Pollster love to come up with clever names for blocks of voters - soccer moms and NASCAR dads, Starbucks Republicans and yellow dog Democrats.

Commentator Daniel Hernandez is Mexican American. And he's amused by recent attempts to lump all Latino voters together.

Mr. DANIEL HERNANDEZ (Commentator): Super Tuesday is on its way, February 5th. And that means in some states, Latino votes will be the price to be won if Senators Hillary Clinton or Barack Obama want to make it to the White House. That also means, yet again, that race may become a campaign issue. What's been troubling me is the way that issue is being framed, the assumptions that are being made by the pundits. The media, for example, has been reporting that Obama will have to deal with tensions that apparently exists between blacks and Latinos.

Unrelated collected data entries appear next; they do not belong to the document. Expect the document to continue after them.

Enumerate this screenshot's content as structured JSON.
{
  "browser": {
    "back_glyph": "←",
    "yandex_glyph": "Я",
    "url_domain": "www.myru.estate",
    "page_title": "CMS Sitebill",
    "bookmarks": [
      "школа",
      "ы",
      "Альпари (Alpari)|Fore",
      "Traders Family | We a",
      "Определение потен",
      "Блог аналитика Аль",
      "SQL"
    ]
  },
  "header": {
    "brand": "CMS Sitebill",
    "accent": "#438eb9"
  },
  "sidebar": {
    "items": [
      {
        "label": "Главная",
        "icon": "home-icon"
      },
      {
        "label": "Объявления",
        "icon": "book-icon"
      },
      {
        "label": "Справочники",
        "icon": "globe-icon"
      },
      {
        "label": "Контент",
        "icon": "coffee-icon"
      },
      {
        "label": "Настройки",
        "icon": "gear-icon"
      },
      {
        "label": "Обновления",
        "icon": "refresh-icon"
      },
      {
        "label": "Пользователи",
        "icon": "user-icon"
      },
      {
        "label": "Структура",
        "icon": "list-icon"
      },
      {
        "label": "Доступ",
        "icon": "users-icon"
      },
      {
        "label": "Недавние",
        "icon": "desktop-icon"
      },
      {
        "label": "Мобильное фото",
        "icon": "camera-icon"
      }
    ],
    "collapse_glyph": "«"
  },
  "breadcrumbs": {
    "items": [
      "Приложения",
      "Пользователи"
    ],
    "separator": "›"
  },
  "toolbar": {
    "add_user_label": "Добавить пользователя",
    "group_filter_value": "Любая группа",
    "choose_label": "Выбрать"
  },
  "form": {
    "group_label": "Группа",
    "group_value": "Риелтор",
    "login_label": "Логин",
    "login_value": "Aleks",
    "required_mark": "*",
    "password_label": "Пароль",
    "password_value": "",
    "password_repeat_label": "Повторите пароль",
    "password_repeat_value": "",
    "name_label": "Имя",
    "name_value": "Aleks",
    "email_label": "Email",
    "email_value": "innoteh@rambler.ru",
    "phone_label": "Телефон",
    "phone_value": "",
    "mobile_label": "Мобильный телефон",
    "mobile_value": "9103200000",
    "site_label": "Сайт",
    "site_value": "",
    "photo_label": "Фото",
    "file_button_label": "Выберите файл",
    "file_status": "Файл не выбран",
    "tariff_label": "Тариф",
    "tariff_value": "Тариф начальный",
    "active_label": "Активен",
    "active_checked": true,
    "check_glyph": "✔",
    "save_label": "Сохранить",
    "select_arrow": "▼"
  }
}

One story even quoted someone saying that Latinos will support Clinton because they are family-oriented and love a mother figure. Maybe the results in he Nevada caucuses, which showed more than 60 percent of Latinos went with Clinton, satisfy those images. But I find such generalizations lazy and offensive. The more Latinos and African-Americans gain ground in our country, the more we're going to see hapless attempts to explain away our differences, to simplify our realities into digestible boxes that usually pick one group against the other.

Those boxes are no longer relevant, because if there is one thing that Latinos have in common, it is a complete lack of commonality. A Latino can be white, black or Asian. Latinos are wealthy and poor, Catholic and protestant, Jewish and Muslim, red state and blue state. There are also probably many Latinos who dislike families and mothers, but that's only a guess. So there is no great brown truth to be drawn from the fact that Latino heavyweights like Henry Cisneros and Antonio Villaraigosa are supporting Senator Clinton. There is another kind of symbolism bubbling beneath the surface.

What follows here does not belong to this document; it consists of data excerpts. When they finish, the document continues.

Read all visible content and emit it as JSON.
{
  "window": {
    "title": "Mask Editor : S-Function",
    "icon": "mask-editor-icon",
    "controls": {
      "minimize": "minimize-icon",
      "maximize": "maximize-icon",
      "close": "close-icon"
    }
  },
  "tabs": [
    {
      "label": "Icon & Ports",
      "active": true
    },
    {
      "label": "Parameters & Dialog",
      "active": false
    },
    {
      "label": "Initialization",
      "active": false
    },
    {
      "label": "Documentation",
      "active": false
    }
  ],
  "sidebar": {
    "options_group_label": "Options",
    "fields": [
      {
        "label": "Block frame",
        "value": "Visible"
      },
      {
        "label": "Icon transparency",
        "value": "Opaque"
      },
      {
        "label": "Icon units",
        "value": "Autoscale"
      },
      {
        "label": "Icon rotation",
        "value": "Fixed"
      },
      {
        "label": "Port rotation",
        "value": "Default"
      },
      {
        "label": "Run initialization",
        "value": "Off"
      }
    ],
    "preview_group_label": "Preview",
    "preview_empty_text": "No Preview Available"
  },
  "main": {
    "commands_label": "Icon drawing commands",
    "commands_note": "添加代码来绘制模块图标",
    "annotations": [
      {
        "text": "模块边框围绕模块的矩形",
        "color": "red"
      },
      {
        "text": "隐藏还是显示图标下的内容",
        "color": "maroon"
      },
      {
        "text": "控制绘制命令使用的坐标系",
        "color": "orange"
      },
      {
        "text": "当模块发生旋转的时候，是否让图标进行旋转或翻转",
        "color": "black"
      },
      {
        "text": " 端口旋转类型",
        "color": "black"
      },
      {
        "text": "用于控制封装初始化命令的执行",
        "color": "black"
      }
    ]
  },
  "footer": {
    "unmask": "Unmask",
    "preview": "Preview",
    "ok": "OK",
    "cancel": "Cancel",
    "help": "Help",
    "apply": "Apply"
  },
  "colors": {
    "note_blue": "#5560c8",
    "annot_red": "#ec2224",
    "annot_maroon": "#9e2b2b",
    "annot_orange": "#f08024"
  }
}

It's not a question of race, dude. It's a question of generations. Look at it this way - prominent Latinos and African-Americans who are endorsing Senator Clinton are mostly older, more seasoned politicians. They tend to be baby boomers like the Clintons themselves. And the Latinos and African-Americans who are supporting Senator Obama seem to be younger or more grassroots-oriented, more idealistic like their candidate. Indeed, in Nevada, half of voters under 45 went with Obama. And there's the real story.

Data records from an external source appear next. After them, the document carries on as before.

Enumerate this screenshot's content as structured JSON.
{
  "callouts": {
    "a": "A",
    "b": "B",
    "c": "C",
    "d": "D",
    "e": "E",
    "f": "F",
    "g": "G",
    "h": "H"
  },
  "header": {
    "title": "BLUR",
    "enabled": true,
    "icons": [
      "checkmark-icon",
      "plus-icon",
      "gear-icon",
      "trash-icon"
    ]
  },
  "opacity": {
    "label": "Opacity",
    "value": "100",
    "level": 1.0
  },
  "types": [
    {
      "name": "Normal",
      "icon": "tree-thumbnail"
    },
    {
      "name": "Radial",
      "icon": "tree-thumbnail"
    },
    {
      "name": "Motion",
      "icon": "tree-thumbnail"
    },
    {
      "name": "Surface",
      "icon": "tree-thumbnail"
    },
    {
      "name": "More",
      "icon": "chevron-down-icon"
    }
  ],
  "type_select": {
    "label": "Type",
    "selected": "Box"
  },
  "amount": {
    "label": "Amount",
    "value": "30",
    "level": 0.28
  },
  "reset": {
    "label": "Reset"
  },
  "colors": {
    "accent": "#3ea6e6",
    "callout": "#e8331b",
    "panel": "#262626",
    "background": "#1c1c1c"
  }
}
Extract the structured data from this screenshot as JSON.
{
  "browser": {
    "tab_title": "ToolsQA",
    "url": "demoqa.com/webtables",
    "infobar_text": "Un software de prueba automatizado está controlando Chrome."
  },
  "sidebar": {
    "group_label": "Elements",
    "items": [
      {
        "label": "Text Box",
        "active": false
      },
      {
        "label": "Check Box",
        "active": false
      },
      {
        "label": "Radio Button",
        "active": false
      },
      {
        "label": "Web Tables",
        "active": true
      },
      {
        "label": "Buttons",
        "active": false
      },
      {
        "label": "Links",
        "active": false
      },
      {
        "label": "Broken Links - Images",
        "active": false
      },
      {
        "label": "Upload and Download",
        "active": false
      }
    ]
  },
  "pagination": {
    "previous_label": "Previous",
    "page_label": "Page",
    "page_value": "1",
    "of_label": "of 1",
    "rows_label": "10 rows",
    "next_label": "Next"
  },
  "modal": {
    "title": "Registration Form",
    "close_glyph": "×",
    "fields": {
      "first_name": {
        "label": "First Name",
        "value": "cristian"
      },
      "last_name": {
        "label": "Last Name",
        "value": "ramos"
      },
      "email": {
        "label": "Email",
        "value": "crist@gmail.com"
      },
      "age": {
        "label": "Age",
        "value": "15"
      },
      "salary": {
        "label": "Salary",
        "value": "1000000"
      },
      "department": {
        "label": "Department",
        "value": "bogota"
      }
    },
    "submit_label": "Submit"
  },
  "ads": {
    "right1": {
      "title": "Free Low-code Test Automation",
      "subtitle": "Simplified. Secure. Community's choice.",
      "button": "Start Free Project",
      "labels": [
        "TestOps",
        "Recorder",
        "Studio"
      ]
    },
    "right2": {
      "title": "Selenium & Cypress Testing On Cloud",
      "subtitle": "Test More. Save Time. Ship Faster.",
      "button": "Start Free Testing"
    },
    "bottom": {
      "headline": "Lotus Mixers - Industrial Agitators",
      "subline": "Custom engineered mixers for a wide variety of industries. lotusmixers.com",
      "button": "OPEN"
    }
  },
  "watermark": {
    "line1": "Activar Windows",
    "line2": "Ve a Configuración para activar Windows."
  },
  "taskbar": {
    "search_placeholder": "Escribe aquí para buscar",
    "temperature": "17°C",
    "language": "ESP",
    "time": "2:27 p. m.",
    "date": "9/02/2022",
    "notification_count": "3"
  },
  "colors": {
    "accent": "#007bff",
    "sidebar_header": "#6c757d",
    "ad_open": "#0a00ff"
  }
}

It's no wonder many young people like me, people in their 20's, are tired of older folks who claim to speak for us just because we're the same color or have similar last names. And we've grown tired of a mainstream structure that is comfortable with reducing us to groups defined by stereotypes and silly cultural touchstones like tacos or Mama Sitas. My generation sees a future where racial and social minorities are no longer ghettoized into tribes that compete with one another instead of cooperate. Because, generally speaking, each of us is fiercely individualistic. And it's individuals, not dated stereotypes, who decide elections.

NORRIS: Daniel Hernandez is a blogger from California. He's working on a book about young people in Mexico City.